Además, está convencido de que su salario es proporcional a su trabajo y,
mientras más trabaja, más riqueza produce a la empresa, la cual lo recompensará
mejorando el salario, generando un círculo para el trabajador, virtuoso, de
dependencia. Mas lo cierto, es que el salario esconde y escamotea la
explotación, vale decir la plusvalía. El trabajador es explotado y obligado a
vivir en vilo, al filo de un salario que puede fluctuar pero, a la hora de
la chiquita, desaparecer, dejando al trabajador en el aire, en la completa desesperación.
En un gobierno como
el bolivariano se han creado, sin embargo, una serie de leyes que protegen al
trabajador, al trabajo y al salario, pero la guerra contra el Estado hace que
muchos trabajadores confíen más en el explotador que en el Estado que lo
protege de manera integral. Es por ello que la guerra ha tocado en especial a
los pequeños y medianos empresarios, presionados desde arriba por la
posibilidad de altos ingresos rápidos y, desde abajo, por las mejoras laborales
y salariales de sus empleados.
La guarimba se
instaló en el compás mental de este sector de la burguesía parásita o estéril,
que maneja nóminas y se cree por tanto liberado de rendir cuentas al dueño
del capital, sin entender –políticamente- que forma parte del correaje
capitalista. Es este sector el que con más fuerza tilda de «enchufados» a los
que dependen de un salario proveniente del Estado como patrono. En el fondo,
envidian la seguridad que proporciona el salario estatal, y denigran de la
supuesta improductividad de las «empresas del Estado», comparándolas con la
«productividad» capitalista… La rabia desatada contra el Estado y todo lo que
lo represente, es consecuencia del miedo atávico a la inseguridad frente a la
incertidumbre. El asalariado capitalista vive el miedo arcano de nuestros
arquetípicos antepasados frente a la noche y las bestias. La seguridad
provendría del grupo, de la comunidad, pero esta ha desaparecido –y su
restitución hoy entraña todo un proyecto civilizatorio enunciado en el Buen Vivir
o pachamamismo, es decir, la
insurgencia de las corrientes indígenas que animan el eco-socialismo- y lo
único que (le) queda es el salario como puente a la sobrevivencia.
El guarimbero
promedio –sin guarimbas- vive ahora en el espesor cotidiano del pánico, ha
sufrido una «aprensión demasiado prolongada (que lo ha conducido a) un estado
de desorientación y de inadaptación, una ceguera afectiva, una proliferación
peligrosa de lo imaginario (y a) desencadenar un mecanismo involutivo por la
instalación de un clima interior de inseguridad» (Delomeau, 2005:33). En
efecto, «Las colectividades mal-amadas de la historia son comparables a niños
privados de amor materno y en cualquier caso se hallan situadas fuera de las
puertas de la sociedad; por eso se convierten en clases peligrosas (…) Este
rechazo del amor y de la ‘relación’ no deja de engendrar miedo y odio»

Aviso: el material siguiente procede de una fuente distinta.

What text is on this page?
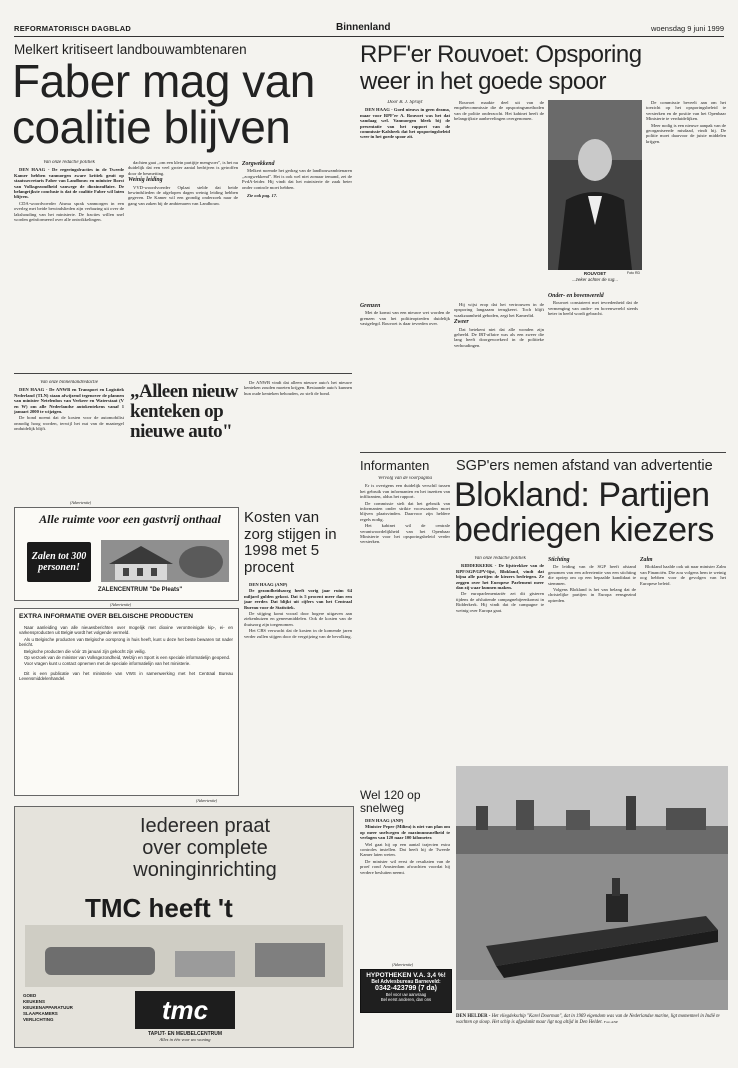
REFORMATORISCH DAGBLAD	Binnenland	woensdag 9 juni 1999
Melkert kritiseert landbouwambtenaren
Faber mag van
coalitie blijven
Van onze redactie politiek

DEN HAAG - De regeringsfracties in de Tweede Kamer hebben vanmorgen zware kritiek geuit op staatssecretaris Faber van Landbouw en minister Borst van Volksgezondheid vanwege de dioxineaffaire. De belangrijkste conclusie is dat de coalitie Faber wil laten blijven.

CDA-woordvoerder Atsma sprak vanmorgen in een overleg met beide bewindslieden zijn verbazing uit over de lakshouding van het ministerie. De fracties willen snel worden geïnformeerd over alle ontwikkelingen.

dachten gaat ,,om een klein partijtje mengvoer", is het nu duidelijk dat een veel groter aantal bedrijven is getroffen door de besmetting.

Weinig leiding

VVD-woordvoerder Oplaat stelde dat beide bewindslieden de afgelopen dagen weinig leiding hebben gegeven. De Kamer wil een grondig onderzoek naar de gang van zaken bij de ambtenaren van Landbouw.

Zorgwekkend

Melkert noemde het gedrag van de landbouwambtenaren ,,zorgwekkend". Het is ook wel niet zomaar iemand, zei de PvdA-leider. Hij vindt dat het ministerie de zaak beter onder controle moet hebben.

Zie ook pag. 17.

Van onze binnenlandredactie

DEN HAAG - De ANWB en Transport en Logistiek Nederland (TLN) staan afwijzend tegenover de plannen van minister Netelenbos van Verkeer en Waterstaat (V en W) om alle Nederlandse autokentekens vanaf 1 januari 2000 te wijzigen.

De bond noemt dat de kosten voor de automobilist onnodig hoog worden, terwijl het nut van de maatregel onduidelijk blijft.

„Alleen nieuw kenteken op nieuwe auto"

De ANWB vindt dat alleen nieuwe auto's het nieuwe kenteken zouden moeten krijgen. Bestaande auto's kunnen hun oude kenteken behouden, zo stelt de bond.

(Advertentie)
Alle ruimte voor een gastvrij onthaal
Zalen tot 300 personen!
ZALENCENTRUM "De Pleats"
(Advertentie)
EXTRA INFORMATIE OVER BELGISCHE PRODUCTEN

Naar aanleiding van alle nieuwsberichten over mogelijk met dioxine verontreinigde kip-, ei- en varkensproducten uit België wordt het volgende vermeld.

Als u Belgische producten van Belgische oorsprong in huis heeft, kunt u deze het beste bewaren tot nader bericht.

Belgische producten die vóór 15 januari zijn gekocht zijn veilig.

Op verzoek van de minister van Volksgezondheid, Welzijn en Sport is een speciale informatielijn geopend.

Voor vragen kunt u contact opnemen met de speciale informatielijn van het ministerie.

Dit is een publicatie van het ministerie van VWS in samenwerking met het Centraal Bureau Levensmiddelenhandel.

(Advertentie)
Iedereen praat
over complete
woninginrichting
TMC heeft 't
GOED
KEUKENS
KEUKENAPPARATUUR
SLAAPKAMERS
VERLICHTING	tmc
TAPIJT- EN MEUBELCENTRUM
Alles in één voor uw woning
Kosten van zorg stijgen in 1998 met 5 procent

DEN HAAG (ANP)

De gezondheidszorg heeft vorig jaar ruim 64 miljard gulden gekost. Dat is 5 procent meer dan een jaar eerder. Dat blijkt uit cijfers van het Centraal Bureau voor de Statistiek.

De stijging komt vooral door hogere uitgaven aan ziekenhuizen en geneesmiddelen. Ook de kosten van de thuiszorg zijn toegenomen.

Het CBS verwacht dat de kosten in de komende jaren verder zullen stijgen door de vergrijzing van de bevolking.

RPF'er Rouvoet: Opsporing
weer in het goede spoor
Door B. J. Spruyt

DEN HAAG - Goed nieuws in geen drama, maar voor RPF'er A. Rouvoet was het dat vandaag wel. Vanmorgen bleek bij de presentatie van het rapport van de commissie-Kalsbeek dat het opsporingsbeleid weer in het goede spoor zit.

Rouvoet maakte deel uit van de enquêtecommissie die de opsporingsmethoden van de politie onderzocht. Het kabinet heeft de belangrijkste aanbevelingen overgenomen.

ROUVOET
...zeker achter de rug...
Foto RD

De commissie beveelt aan om het toezicht op het opsporingsbeleid te versterken en de positie van het Openbaar Ministerie te verduidelijken.

Meer nodig is een nieuwe aanpak van de georganiseerde misdaad, vindt hij. De politie moet daarvoor de juiste middelen krijgen.

Grenzen

Met de komst van een nieuwe wet worden de grenzen van het politieoptreden duidelijk vastgelegd. Rouvoet is daar tevreden over.

Hij wijst erop dat het vertrouwen in de opsporing langzaam terugkeert. Toch blijft waakzaamheid geboden, zegt het Kamerlid.

Zweer

Dat betekent niet dat alle wonden zijn geheeld. De IRT-affaire was als een zweer die lang heeft doorgewoekerd in de politieke verhoudingen.

Onder- en bovenwereld

Rouvoet constateert met tevredenheid dat de vermenging van onder- en bovenwereld steeds beter in beeld wordt gebracht.

Informanten
Vervolg van de voorpagina

Er is overigens een duidelijk verschil tussen het gebruik van informanten en het inzetten van infiltranten, aldus het rapport.

De commissie stelt dat het gebruik van informanten onder strikte voorwaarden moet blijven plaatsvinden. Daarvoor zijn heldere regels nodig.

Het kabinet wil de centrale verantwoordelijkheid van het Openbaar Ministerie voor het opsporingsbeleid verder versterken.

SGP'ers nemen afstand van advertentie
Blokland: Partijen
bedriegen kiezers
Van onze redactie politiek

RIDDERKERK - De lijsttrekker van de RPF/SGP/GPV-lijst, Blokland, vindt dat bijna alle partijen de kiezers bedriegen. Ze zeggen over het Europese Parlement meer dan zij waar kunnen maken.

De europarlementariër zei dit gisteren tijdens de afsluitende campagnebijeenkomst in Ridderkerk. Hij vindt dat de campagne te weinig over Europa gaat.

Stichting

De leiding van de SGP heeft afstand genomen van een advertentie van een stichting die opriep om op een bepaalde kandidaat te stemmen.

Volgens Blokland is het van belang dat de christelijke partijen in Europa eensgezind optreden.

Zalm

Blokland haalde ook uit naar minister Zalm van Financiën. Die zou volgens hem te weinig oog hebben voor de gevolgen van het Europese beleid.

Wel 120 op snelweg

DEN HAAG (ANP)

Minister Peper (Milieu) is niet van plan om op meer snelwegen de maximumsnelheid te verlagen van 120 naar 100 kilometer.

Wel gaat hij op een aantal trajecten extra controles instellen. Dat heeft hij de Tweede Kamer laten weten.

De minister wil eerst de resultaten van de proef rond Amsterdam afwachten voordat hij verdere besluiten neemt.

(Advertentie)
HYPOTHEKEN V.A. 3,4 %!
Bel Adviesbureau Barneveld:
0342-423799 (7 da)
Bel voor uw aanvraag
Bel eerst anderen, dan ons
DEN HELDER - Het vliegdekschip "Karel Doorman", dat in 1969 eigendom was van de Nederlandse marine, ligt momenteel in Indië te wachten op sloop. Het schip is afgedankt maar ligt nog altijd in Den Helder. Foto ANP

(Delameau, 2005:34); porque «Las inhibiciones, carencias de afecto,
represiones, fracasos, sufridos por un grupo acumulan en él cargas de rencor
susceptibles un día de explotar» (Delameau, 2005:36-37).
Esto confirma lo que
hay detrás de las campañas mediáticas que llevan a personas que prácticamente
lo tienen todo y en abundancia, a creer que nada tienen y que lo que tienen, lo
perderán… incluso la potestad de los
hijos…
El guarimbero
promedio mal-amado, niño privado de afecto, saturado de «represiones y
fracasos» ha sido llevado hoy por la derecha internacional a «movilizaciones de
energía», pánicos, revueltas, y se le ha instalado en un «clima de ansiedad, de
neurosis incluso, capaz por sí mismo de resolverse más tarde en explosiones
violentas o en persecuciones de chivos expiatorios» (Delameau, 2005:37). Cito para
que veamos la operación sicológica que subyace en las guarimbas y en el terror
pánico al Otro, a lo Colectivo Indeterminado.
Para alcanzar la paz,
la estrategia debe estar fundada en el amor, en la construcción política de los
afectos; no puede ser afectación pasajera sino –quién lo iba a creer- política
de Estado. Otra vez Chávez, y su crucifijo…
Decía el Che, ya
para terminar: «Déjeme decirle, a riesgo de parecer ridículo, que el
revolucionario verdadero está guiado por grandes sentimientos de amor.»